Cinzia Hardy, creative producer and director for November Club, said: “In Utopia HQ we’re using polling booths as peep shows so that visitors can hear recorded quotes and transcripts of speeches, and read diary entries, all of which give a flavour of Charles Trevelyan and his lifelong vision.
“Another lovely aspect of Utopia HQ is that we’ll be asking people to envisage their own personal ideal world and write it on a ballot card to add to the display.”
In her 2006 book A Very British Family: The Trevelyans and Their World, Laura Trevelyan describes Charles as “dashing, handsome, wealthy, sporty, and idealogically left-wing.”
Educated at Harrow and Trinity College at Cambridge University, he entered politics as a Liberal MP in 1892.
He became friends with Beatrice and Sidney Webb, founders of the Fabian Society, and travelled to the United States with them.
Later he wrote about the influences of his American trip: “Before the first war I lived chiefly with my own class.

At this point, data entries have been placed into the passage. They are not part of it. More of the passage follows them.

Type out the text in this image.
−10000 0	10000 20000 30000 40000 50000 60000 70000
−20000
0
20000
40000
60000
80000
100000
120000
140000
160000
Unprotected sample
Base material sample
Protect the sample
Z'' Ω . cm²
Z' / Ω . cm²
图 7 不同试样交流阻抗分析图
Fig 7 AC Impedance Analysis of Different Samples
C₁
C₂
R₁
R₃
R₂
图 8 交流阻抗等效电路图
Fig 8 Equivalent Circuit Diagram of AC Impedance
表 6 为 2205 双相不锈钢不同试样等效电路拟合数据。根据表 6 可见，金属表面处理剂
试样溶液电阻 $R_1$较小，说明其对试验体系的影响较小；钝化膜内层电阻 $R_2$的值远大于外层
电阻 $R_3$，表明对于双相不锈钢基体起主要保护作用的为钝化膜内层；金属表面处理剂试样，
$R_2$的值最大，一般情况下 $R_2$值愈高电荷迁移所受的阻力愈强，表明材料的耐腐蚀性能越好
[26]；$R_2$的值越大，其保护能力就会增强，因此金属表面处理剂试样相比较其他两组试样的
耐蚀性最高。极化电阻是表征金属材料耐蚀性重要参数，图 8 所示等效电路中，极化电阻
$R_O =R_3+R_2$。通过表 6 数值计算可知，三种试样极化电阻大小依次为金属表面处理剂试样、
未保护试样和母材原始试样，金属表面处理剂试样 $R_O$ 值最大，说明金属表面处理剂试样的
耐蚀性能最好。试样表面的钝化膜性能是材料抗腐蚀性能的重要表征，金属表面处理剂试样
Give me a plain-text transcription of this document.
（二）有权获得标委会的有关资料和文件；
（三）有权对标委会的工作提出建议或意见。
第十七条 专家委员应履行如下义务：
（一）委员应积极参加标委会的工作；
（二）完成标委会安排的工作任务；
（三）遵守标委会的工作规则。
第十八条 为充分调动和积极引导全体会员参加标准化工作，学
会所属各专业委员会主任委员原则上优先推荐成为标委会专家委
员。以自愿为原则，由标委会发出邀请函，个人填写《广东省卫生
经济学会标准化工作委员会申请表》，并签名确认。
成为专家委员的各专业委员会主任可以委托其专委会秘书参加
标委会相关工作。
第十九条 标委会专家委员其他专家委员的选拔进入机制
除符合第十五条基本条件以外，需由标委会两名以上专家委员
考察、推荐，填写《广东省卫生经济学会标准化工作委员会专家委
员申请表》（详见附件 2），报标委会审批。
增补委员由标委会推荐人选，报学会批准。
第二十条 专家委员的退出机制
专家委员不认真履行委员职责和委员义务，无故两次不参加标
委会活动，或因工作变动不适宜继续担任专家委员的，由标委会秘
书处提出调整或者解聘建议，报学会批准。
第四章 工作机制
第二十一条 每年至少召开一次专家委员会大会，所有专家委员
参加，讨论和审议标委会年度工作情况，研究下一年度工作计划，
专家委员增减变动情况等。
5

The only time I had ever felt I was in the society I wanted was when I was in the United States, where at last I plunged into an egalitarian world where everybody talked to everybody and not up or down to them.
“It was only when I joined the Labour Party that I found I could get the same atmosphere in England.”
He married Molly Bell, the grand daughter of the millionaire County Durham ironmaster Sir Isaac Lowthian Bell, and half sister of “Queen of the Desert” Getrude Bell.
They had seven children, and Molly played her part in delivering speeches during her husband’s campaigns.
Charles became Labour MP for Newcastle Central in 1922 and was president of the Board of Education in the Cabinet, pushing for the expansion of secondary education and the raising of the school leaving age.
In 1929 he and Molly invited the tenants at Wallington to celebrate their silver wedding anniversary, and he told them:
“You are all aware that I am no friend of the system which by pure chance makes me rich and a thousand others poor for life.
“I want you to know that I regard myself not as the owner of Wallington and the people of Wallington, but as a trustee of property which under wiser and more humane laws could belong to the community.”
He went on: “We have often expressed the opinion in public that it would be a fine thing if the nation were to give family allowances where there are children and that would be one of the best methods towards a wider and juster distribution of wealth.
“We intend to give an allowance to every family on the estate for every child from birth till such time as it leaves school or college. The allowance will be paid every month by Lady Trevelyan to the mother of the family.”
Explaining his decision to give Wallington to the National Trust, Charles said: “I do not believe in private ownership of land.
“By pure chance I own Wallington. I have been putting back into the estate all, and more than all, I have ever drawn from it in rents.
“But I can have no guarantee that in the future there might not some owners of Wallington who might want to make money out of the land again – who might no longer want to keep Wallington House and grounds open to the wider public who now so much and so increasingly enjoy it.
“I want you to feel that to come and see Wallington is on your part not an intrusion but a right.”
The voting theme will be continued at Wallington with visitors being asked to contribute their views on how to use a suite of rooms in the west wing of the house.
The rooms were the former quarters of the late Patricia Jennings, Charles’s youngest daughter, and have now come to the National Trust.
Visitors will also be able to vote on future developments of a winter trail at Wallington, where as a first step 100,000 snowdrops have been planted.